Transaction costs for sellers are usually higher — much higher. A typical realtor fee is 6% of the sale price of the home. There are miscellaneous closing costs — attorney fees, transfer taxes and other fees, plus the seller portion of utility and home owner’s association dues allocations — that easily add another 1%. State and local transfer taxes can make this number even higher depending on where you live. Then, as an incentive, you may pay part of the buyers closing costs — maybe 2-3% — as an incentive to sell your home. Taken together, transaction costs for a seller average about 10% of the sale price.
Five percent on the buy side, ten percent on the sales side — added together that’s an incredible 15% of the cost of your home!

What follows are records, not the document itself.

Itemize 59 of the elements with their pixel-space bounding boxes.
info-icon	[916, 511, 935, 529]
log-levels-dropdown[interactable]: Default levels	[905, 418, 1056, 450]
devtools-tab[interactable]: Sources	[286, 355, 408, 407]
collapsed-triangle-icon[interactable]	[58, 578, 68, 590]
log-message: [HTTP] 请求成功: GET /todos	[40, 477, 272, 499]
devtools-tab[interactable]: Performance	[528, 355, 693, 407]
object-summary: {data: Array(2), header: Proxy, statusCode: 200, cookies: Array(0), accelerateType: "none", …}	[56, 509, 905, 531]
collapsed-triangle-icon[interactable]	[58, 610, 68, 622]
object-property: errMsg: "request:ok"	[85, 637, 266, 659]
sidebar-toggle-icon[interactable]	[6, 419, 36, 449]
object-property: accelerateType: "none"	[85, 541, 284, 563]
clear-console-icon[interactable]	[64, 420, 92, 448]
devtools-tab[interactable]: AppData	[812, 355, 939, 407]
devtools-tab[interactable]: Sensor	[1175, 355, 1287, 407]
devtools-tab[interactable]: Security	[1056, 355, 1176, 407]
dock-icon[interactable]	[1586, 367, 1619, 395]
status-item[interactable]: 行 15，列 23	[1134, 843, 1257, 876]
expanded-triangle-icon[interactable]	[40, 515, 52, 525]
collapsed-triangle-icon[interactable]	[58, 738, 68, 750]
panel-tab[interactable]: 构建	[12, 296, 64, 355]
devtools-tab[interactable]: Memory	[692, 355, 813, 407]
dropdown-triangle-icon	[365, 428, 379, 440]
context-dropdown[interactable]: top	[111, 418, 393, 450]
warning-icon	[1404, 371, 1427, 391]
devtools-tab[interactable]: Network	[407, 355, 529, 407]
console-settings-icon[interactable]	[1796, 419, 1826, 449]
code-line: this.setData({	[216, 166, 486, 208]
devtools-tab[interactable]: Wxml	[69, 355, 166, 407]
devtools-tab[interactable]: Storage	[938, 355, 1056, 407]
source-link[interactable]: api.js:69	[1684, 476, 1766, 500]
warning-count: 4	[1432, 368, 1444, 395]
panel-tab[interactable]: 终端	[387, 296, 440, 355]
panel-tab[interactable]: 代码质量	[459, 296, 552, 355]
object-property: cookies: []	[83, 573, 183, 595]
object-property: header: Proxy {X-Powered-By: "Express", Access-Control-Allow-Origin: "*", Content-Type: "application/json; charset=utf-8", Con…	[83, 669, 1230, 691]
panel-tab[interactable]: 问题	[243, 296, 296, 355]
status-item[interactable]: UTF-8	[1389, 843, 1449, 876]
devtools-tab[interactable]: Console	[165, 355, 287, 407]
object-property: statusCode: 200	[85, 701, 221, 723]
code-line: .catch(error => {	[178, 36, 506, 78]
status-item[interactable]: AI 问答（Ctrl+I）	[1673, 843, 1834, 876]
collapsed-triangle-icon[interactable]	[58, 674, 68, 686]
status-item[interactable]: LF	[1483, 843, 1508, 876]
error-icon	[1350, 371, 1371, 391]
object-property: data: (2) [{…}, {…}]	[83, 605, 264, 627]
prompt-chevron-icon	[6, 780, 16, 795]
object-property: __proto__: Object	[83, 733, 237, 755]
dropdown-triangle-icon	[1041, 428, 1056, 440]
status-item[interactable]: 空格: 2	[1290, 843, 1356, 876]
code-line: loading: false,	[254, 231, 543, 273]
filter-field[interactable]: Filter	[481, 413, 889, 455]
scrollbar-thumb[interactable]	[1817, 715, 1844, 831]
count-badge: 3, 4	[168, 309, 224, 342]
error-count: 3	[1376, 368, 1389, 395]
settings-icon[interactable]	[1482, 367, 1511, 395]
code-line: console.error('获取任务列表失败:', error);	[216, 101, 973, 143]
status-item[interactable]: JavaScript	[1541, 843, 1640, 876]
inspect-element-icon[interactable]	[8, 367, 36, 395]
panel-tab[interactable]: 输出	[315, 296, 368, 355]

Perhaps part of the reason homeowners don’t factor transaction costs in to the cost of homeownership is that, until recently, real estate price appreciation made it largely a non-factor. If house prices rise by an average of 7-8% per year, as they were doing reliably until about 2007, 15% transaction costs could be overcome in as little as two years. If you lived in an area that had double digit appreciation rates, transaction costs might have been wiped out in the first year of ownership — everything after that was pure gain.
That’s hardly the housing market we have today. With property values being flat or even declining in much of the country, the full force of 15% in transaction costs will be a major factor in the decision either to buy or sell a home. On a $200,000 home, that will translate into $10,000 (5%) in transaction costs buying in, and $20,000 (10%) when it’s time to sell. Absent appreciation, those costs are tough to absorb.
In a market of flat to declining home prices, you want to do your best to avoid having to pay transaction costs where ever possible. One of the ways to do that is by being sure to buy a home you can well afford and can stay in for many years. That’s why it’s absolutely critical that you’re conservative in determining how much house you can afford to buy.
Though you may consider the option of selling the home if it’s too great a strain on your budget, doing so with potential selling costs in the range of 10% will make it much harder.
It’s probably best to buy a home that’s a little beneath your ability to afford. Lenders normally allow you to buy a home with a payment (principal, interest, real estate taxes and insurance) equal to at least 28% of your stable monthly income. But it may be better for you in the long run if you keep the payment to no more than 25% or even 20%. By doing this, you won’t be forced into selling your home and incurring large transaction costs.
Have you ever figured transaction costs into the cost of owning your home? Have they ever discouraged you from either selling your home, or buying a new one?